Moreover, our finding that a high percentage of dermatologists experience discomfort treating psychocutaneous disease highlights the potential utility of guideline development related to psychodermatology management. These guidelines could contain information related to basic treatment strategies for the most encountered psychiatric comorbidities, as well as referral practices, including clinical scenarios in which a dermatologist should treat a psychiatric condition themselves versus refer to a psychiatrist or primary care provider. Such guidelines would be especially useful for dermatologists working with patients who are resistant to a psychiatric diagnosis or unwilling to follow through with psychiatric referral and for primary care providers who may encounter psychodermatology cases with which they are unfamiliar.

Finally, our findings demonstrating a high frequency of psychiatric referrals during dermatology office encounters support the concept of specialized, combined-care clinics in which dermatologists, psychiatrists, and primary care providers participate in patient consultations and treatment-related decision-making. A systematic literature review19 examining data from combined psychiatry and dermatology clinics worldwide suggests that this approach not only improves patient outcomes but also provides valuable medical education to participating providers.

The current study has several limitations. First, variability in the research design, reported data, and sample sizes of the included studies limit the ability to conduct pooled-data analysis and draw concrete conclusions. Second, data collected in the United States, Turkey, India, and Albania reflect only a specific region of each country and cannot be considered country representative. Third, while our findings provide a unique global perspective on psychodermatology practice patterns, application of the pooled results should be performed with caution due to international variation in practice patterns, residency training programs, and available medical education resources. Fourth, dermatologists with particular interest in psychodermatology may have been more inclined to complete the self-report survey, potentially introducing sampling bias in individual studies that overestimates psychodermatology knowledge and awareness.

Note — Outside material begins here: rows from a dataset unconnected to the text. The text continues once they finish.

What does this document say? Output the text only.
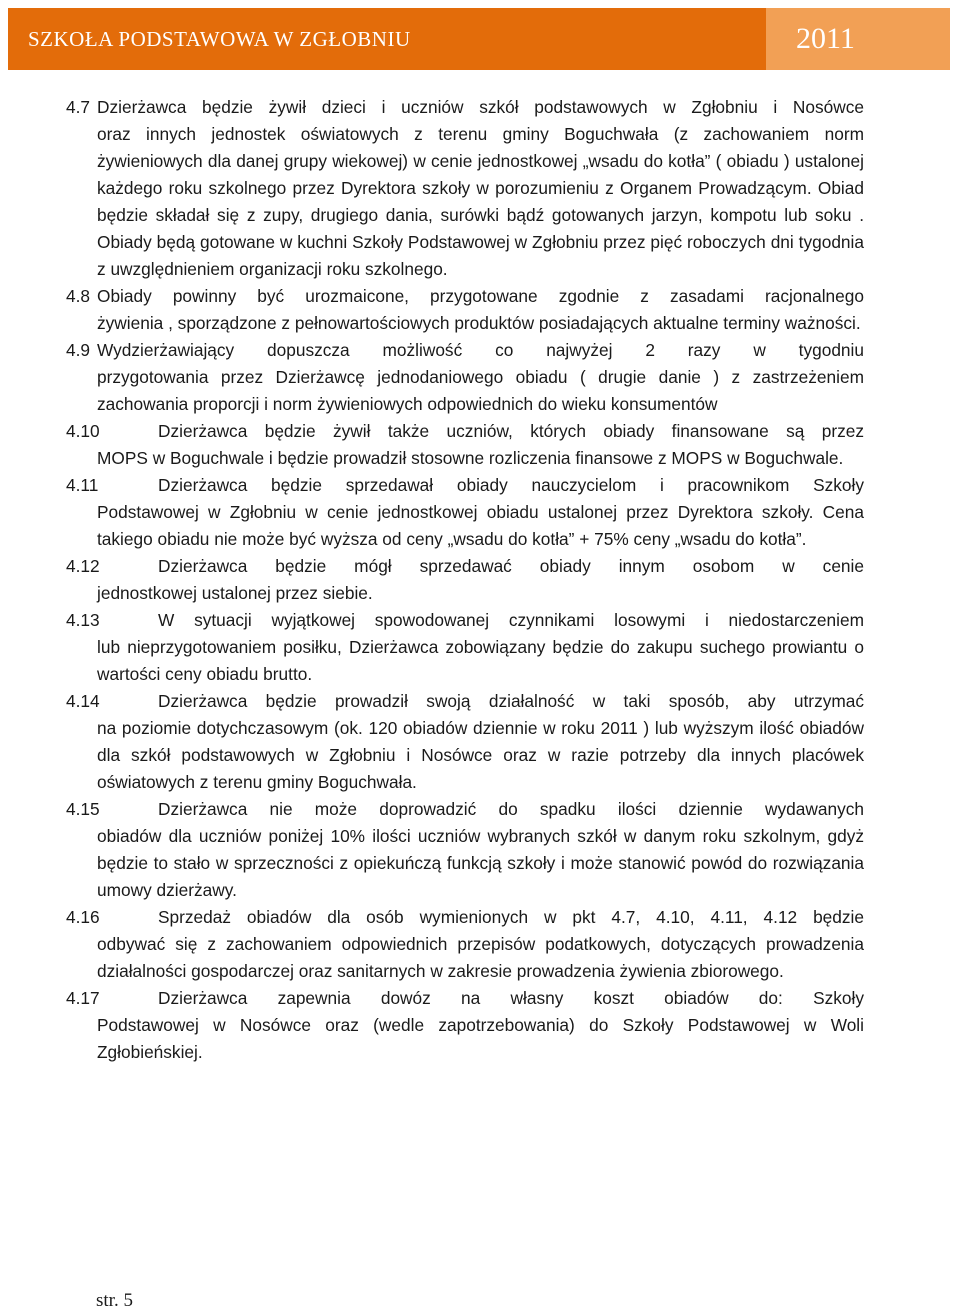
SZKOŁA PODSTAWOWA W ZGŁOBNIU	2011
4.7 Dzierżawca będzie żywił dzieci i uczniów szkół podstawowych w Zgłobniu i Nosówce
oraz innych jednostek oświatowych z terenu gminy Boguchwała (z zachowaniem norm żywieniowych dla danej grupy wiekowej) w cenie jednostkowej „wsadu do kotła” ( obiadu ) ustalonej każdego roku szkolnego przez Dyrektora szkoły w porozumieniu z Organem Prowadzącym. Obiad będzie składał się z zupy, drugiego dania, surówki bądź gotowanych jarzyn, kompotu lub soku . Obiady będą gotowane w kuchni Szkoły Podstawowej w Zgłobniu przez pięć roboczych dni tygodnia z uwzględnieniem organizacji roku szkolnego.
4.8 Obiady powinny być urozmaicone, przygotowane zgodnie z zasadami racjonalnego
żywienia , sporządzone z pełnowartościowych produktów posiadających aktualne terminy ważności.
4.9 Wydzierżawiający dopuszcza możliwość co najwyżej 2 razy w tygodniu
przygotowania przez Dzierżawcę jednodaniowego obiadu ( drugie danie ) z zastrzeżeniem zachowania proporcji i norm żywieniowych odpowiednich do wieku konsumentów
4.10	Dzierżawca będzie żywił także uczniów, których obiady finansowane są przez
MOPS w Boguchwale i będzie prowadził stosowne rozliczenia finansowe z MOPS w Boguchwale.
4.11	Dzierżawca będzie sprzedawał obiady nauczycielom i pracownikom Szkoły
Podstawowej w Zgłobniu w cenie jednostkowej obiadu ustalonej przez Dyrektora szkoły. Cena takiego obiadu nie może być wyższa od ceny „wsadu do kotła” + 75% ceny „wsadu do kotła”.
4.12	Dzierżawca będzie mógł sprzedawać obiady innym osobom w cenie
jednostkowej ustalonej przez siebie.
4.13	W sytuacji wyjątkowej spowodowanej czynnikami losowymi i niedostarczeniem
lub nieprzygotowaniem posiłku, Dzierżawca zobowiązany będzie do zakupu suchego prowiantu o wartości ceny obiadu brutto.
4.14	Dzierżawca będzie prowadził swoją działalność w taki sposób, aby utrzymać
na poziomie dotychczasowym (ok. 120 obiadów dziennie w roku 2011 ) lub wyższym ilość obiadów dla szkół podstawowych w Zgłobniu i Nosówce oraz w razie potrzeby dla innych placówek oświatowych z terenu gminy Boguchwała.
4.15	Dzierżawca nie może doprowadzić do spadku ilości dziennie wydawanych
obiadów dla uczniów poniżej 10% ilości uczniów wybranych szkół w danym roku szkolnym, gdyż będzie to stało w sprzeczności z opiekuńczą funkcją szkoły i może stanowić powód do rozwiązania umowy dzierżawy.
4.16	Sprzedaż obiadów dla osób wymienionych w pkt 4.7, 4.10, 4.11, 4.12 będzie
odbywać się z zachowaniem odpowiednich przepisów podatkowych, dotyczących prowadzenia działalności gospodarczej oraz sanitarnych w zakresie prowadzenia żywienia zbiorowego.
4.17	Dzierżawca zapewnia dowóz na własny koszt obiadów do: Szkoły
Podstawowej w Nosówce oraz (wedle zapotrzebowania) do Szkoły Podstawowej w Woli Zgłobieńskiej.
str. 5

In conclusion, the results of the current review highlight the high rates of psychodermatology encounters and referrals that occur in dermatology offices and underscore the need for increased psychodermatology training worldwide. Dermatologists, psychiatrists, and primary care providers can each play an important role in the management of this unique patient population and may benefit from an increased understanding of the presentation and management of the most common psychocutaneous disorders.

Submitted: October 16, 2021; accepted January 17, 2022.
Published online: July 26, 2022.
Relevant financial relationships: None.
Funding/support: None.
Previous presentation: Project presented at the 19th Congress—European Society for Dermatology and Psychiatry (ESDaP) & 2nd Brain Skin Colloquium Conference; virtual; June 11–12, 2021.

Clinical Points

  • Psychodermatology, an interface of dermatology and psychiatry, is a newer subspecialty gaining momentum worldwide.
  • There exists a considerable need and interest for increased psychodermatology training and awareness globally.
  • Psychiatry/dermatology/primary care liaison clinics and a holistic approach may prove helpful in the treatment of patients with psychocutaneous disorders.